Forte has an independent front suspension and a torsion beam rear (the Civic and Mazda3 have a fully independent suspension; Corolla also uses the torsion rear). Suspension tuning is on the stiff side, which I like, although, it might be a bit stiff for some. The car handled very well and cornering was nice and flat. The meaty 215/45/17 tires had little problem putting the power to the ground. Braking is handled by front and rear disc brakes with ABS, brake assist, and EBD. The Forte also has traction control and stability control.

Kia Forte SX - Subcompact Culture
A truly competitive compact
There's a lot to like about Kia's Forte SX: Great driving characteristics, long list of available features, and attractive styling. This car offers similar performance to the Toyota Corolla XRS and Mazda3, but for thousands less. It's still slower than the Civic Si sedan, but costs less and doesn't require premium fuel. Plus there's that warranty: 5 year/60,000 mile basic, 10 year/100,000 mile powertrain. You can't get that standard on the Toyota, Mazda, or Honda.

Then there's the Forte SX's price $18,195; $20,490 as tested (which included $1,000 leather, and $600 heated seats, $695 destination).

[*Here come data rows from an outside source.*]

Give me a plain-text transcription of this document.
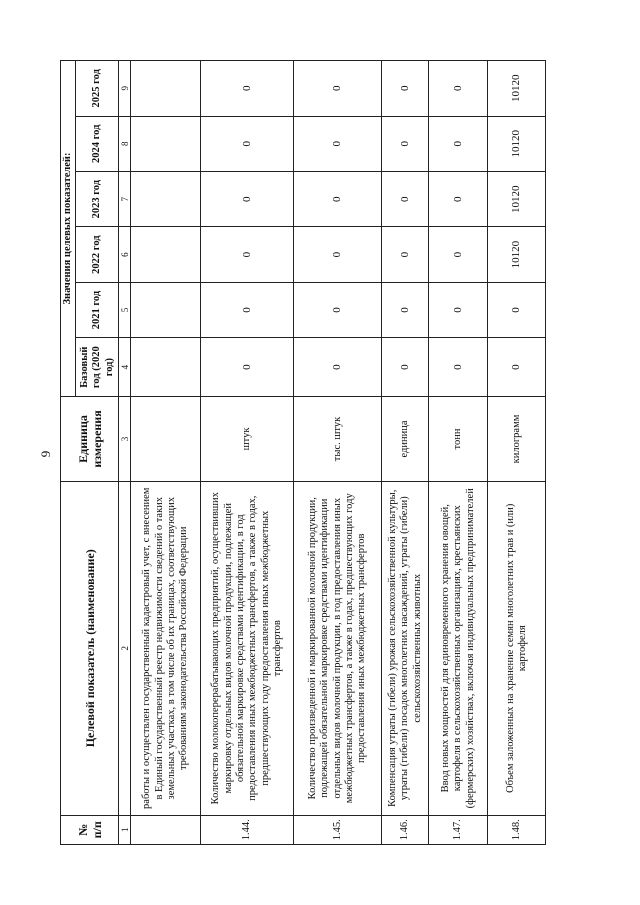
9
№ п/п	Целевой показатель (наименование)	Единица измерения	Значения целевых показателей:					
			Базовый год (2020 год)	2021 год	2022 год	2023 год	2024 год	2025 год
1	2	3	4	5	6	7	8	9
	работы и осуществлен государственный кадастровый учет, с внесением в Единый государственный реестр недвижимости сведений о таких земельных участках, в том числе об их границах, соответствующих требованиям законодательства Российской Федерации							
1.44.	Количество молокоперерабатывающих предприятий, осуществивших маркировку отдельных видов молочной продукции, подлежащей обязательной маркировке средствами идентификации, в год предоставления иных межбюджетных трансфертов, а также в годах, предшествующих году предоставления иных межбюджетных трансфертов	штук	0	0	0	0	0	0
1.45.	Количество произведенной и маркированной молочной продукции, подлежащей обязательной маркировке средствами идентификации отдельных видов молочной продукции, в год предоставления иных межбюджетных трансфертов, а также в годах, предшествующих году предоставления иных межбюджетных трансфертов	тыс. штук	0	0	0	0	0	0
1.46.	Компенсация утраты (гибели) урожая сельскохозяйственной культуры, утраты (гибели) посадок многолетних насаждений, утраты (гибели) сельскохозяйственных животных	единица	0	0	0	0	0	0
1.47.	Ввод новых мощностей для единовременного хранения овощей, картофеля в сельскохозяйственных организациях, крестьянских (фермерских) хозяйствах, включая индивидуальных предпринимателей	тонн	0	0	0	0	0	0
1.48.	Объем заложенных на хранение семян многолетних трав и (или) картофеля	килограмм	0	0	10120	10120	10120	10120
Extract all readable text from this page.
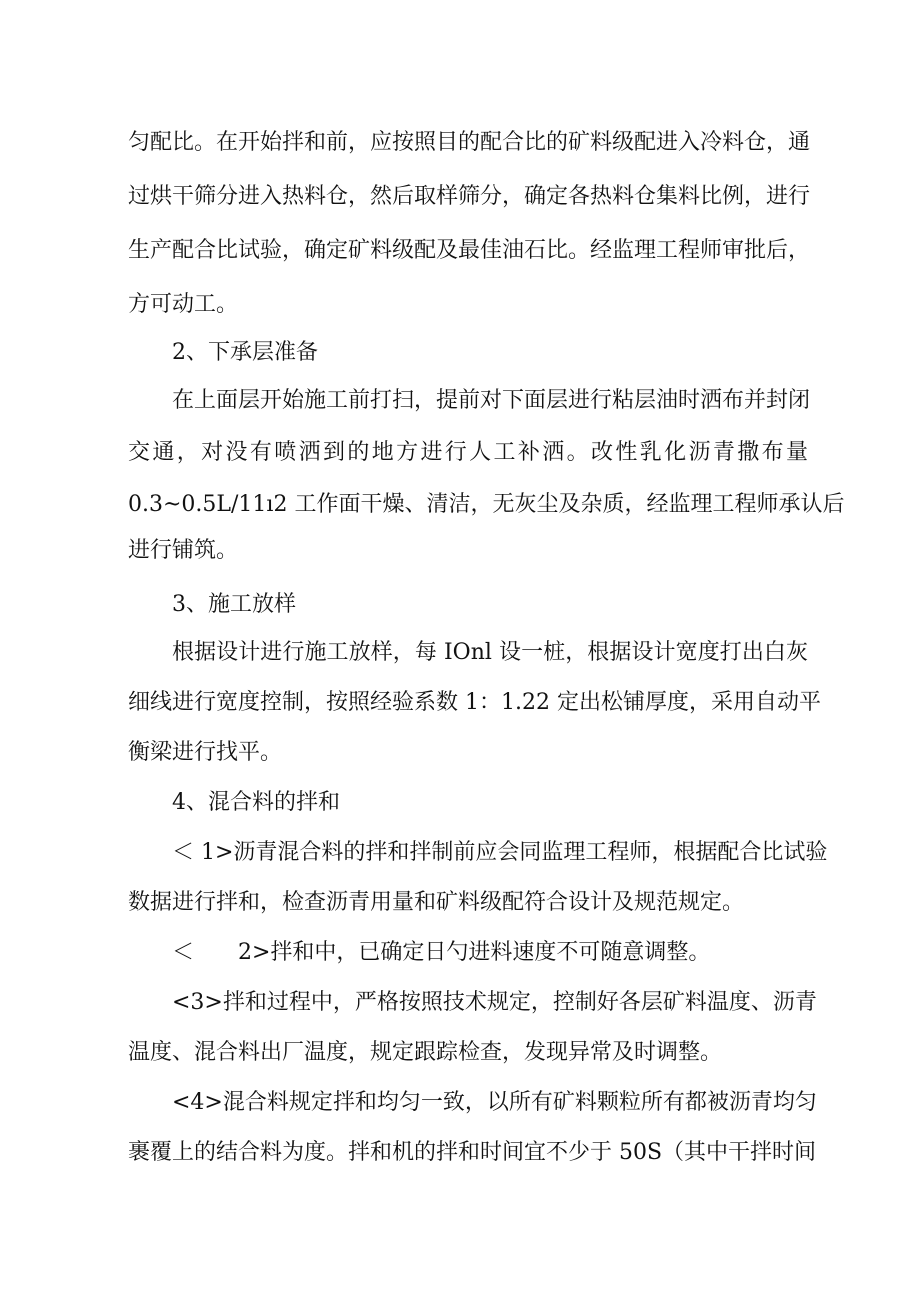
匀配比。在开始拌和前，应按照目的配合比的矿料级配进入冷料仓，通
过烘干筛分进入热料仓，然后取样筛分，确定各热料仓集料比例，进行
生产配合比试验，确定矿料级配及最佳油石比。经监理工程师审批后，
方可动工。
2、下承层准备
在上面层开始施工前打扫，提前对下面层进行粘层油时洒布并封闭
交通，对没有喷洒到的地方进行人工补洒。改性乳化沥青撒布量
0.3~0.5L/11ı2 工作面干燥、清洁，无灰尘及杂质，经监理工程师承认后
进行铺筑。
3、施工放样
根据设计进行施工放样，每 IOnl 设一桩，根据设计宽度打出白灰
细线进行宽度控制，按照经验系数 1：1.22 定出松铺厚度，采用自动平
衡梁进行找平。
4、混合料的拌和
＜ 1>沥青混合料的拌和拌制前应会同监理工程师，根据配合比试验
数据进行拌和，检查沥青用量和矿料级配符合设计及规范规定。
＜　　2>拌和中，已确定日勺进料速度不可随意调整。
<3>拌和过程中，严格按照技术规定，控制好各层矿料温度、沥青
温度、混合料出厂温度，规定跟踪检查，发现异常及时调整。
<4>混合料规定拌和均匀一致，以所有矿料颗粒所有都被沥青均匀
裹覆上的结合料为度。拌和机的拌和时间宜不少于 50S（其中干拌时间
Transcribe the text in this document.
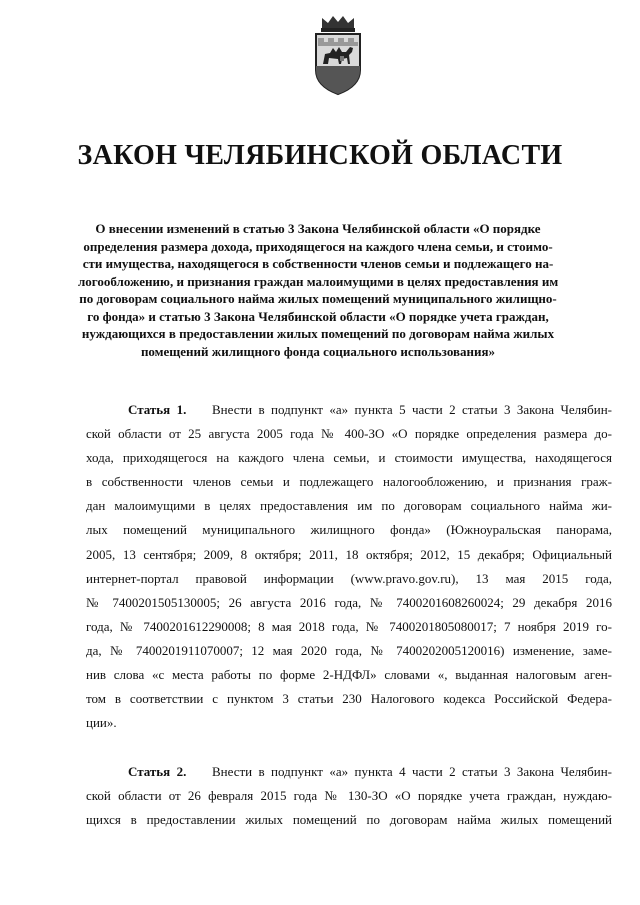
ЗАКОН ЧЕЛЯБИНСКОЙ ОБЛАСТИ
О внесении изменений в статью 3 Закона Челябинской области «О порядке
определения размера дохода, приходящегося на каждого члена семьи, и стоимо-
сти имущества, находящегося в собственности членов семьи и подлежащего на-
логообложению, и признания граждан малоимущими в целях предоставления им
по договорам социального найма жилых помещений муниципального жилищно-
го фонда» и статью 3 Закона Челябинской области «О порядке учета граждан,
нуждающихся в предоставлении жилых помещений по договорам найма жилых
помещений жилищного фонда социального использования»
Статья 1. Внести в подпункт «а» пункта 5 части 2 статьи 3 Закона Челябин-
ской области от 25 августа 2005 года № 400-ЗО «О порядке определения размера до-
хода, приходящегося на каждого члена семьи, и стоимости имущества, находящегося
в собственности членов семьи и подлежащего налогообложению, и признания граж-
дан малоимущими в целях предоставления им по договорам социального найма жи-
лых помещений муниципального жилищного фонда» (Южноуральская панорама,
2005, 13 сентября; 2009, 8 октября; 2011, 18 октября; 2012, 15 декабря; Официальный
интернет-портал правовой информации (www.pravo.gov.ru), 13 мая 2015 года,
№ 7400201505130005; 26 августа 2016 года, № 7400201608260024; 29 декабря 2016
года, № 7400201612290008; 8 мая 2018 года, № 7400201805080017; 7 ноября 2019 го-
да, № 7400201911070007; 12 мая 2020 года, № 7400202005120016) изменение, заме-
нив слова «с места работы по форме 2-НДФЛ» словами «, выданная налоговым аген-
том в соответствии с пунктом 3 статьи 230 Налогового кодекса Российской Федера-
ции».
Статья 2. Внести в подпункт «а» пункта 4 части 2 статьи 3 Закона Челябин-
ской области от 26 февраля 2015 года № 130-ЗО «О порядке учета граждан, нуждаю-
щихся в предоставлении жилых помещений по договорам найма жилых помещений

That's a lot of car for the money. Refinement is still not quite as high as the Japanese, but it's getting better and better. And although Kia still has a ways to go to bring long-time Honda and Toyota buyers to its side, with cars like the Forte SX, consumers should take note: this is a very viable competitor for your hard-earned dollars.

LINK
Kia.com

5 comments:

Anonymous said...

How does this feel compared to a Scion TC? I know its not the 2 door version but the power specs and suspension design are similar on the 2 doors.

I really like the look of the new Forte.

Thirty-Nine said...

Tell you the truth, I've never driven a tC.

I can tell you there was a good amount of power on tap, and handling was very good.

nlpnt said...

The lack of a hatchback model when its' predecessor had one bothers me, but I guess the Soul is the replacement for the Spectra 5.

Thirty-Nine said...

Well they get a coupe ... er Koupe instead. And yes, the Soul does sort of fill the five-door hatch gap.

HyundaiSmoke said...

Soul kind of fits fit, but since its a B Segment we're going to need a true C-segment hatch. That's why a Forte hatch is coming.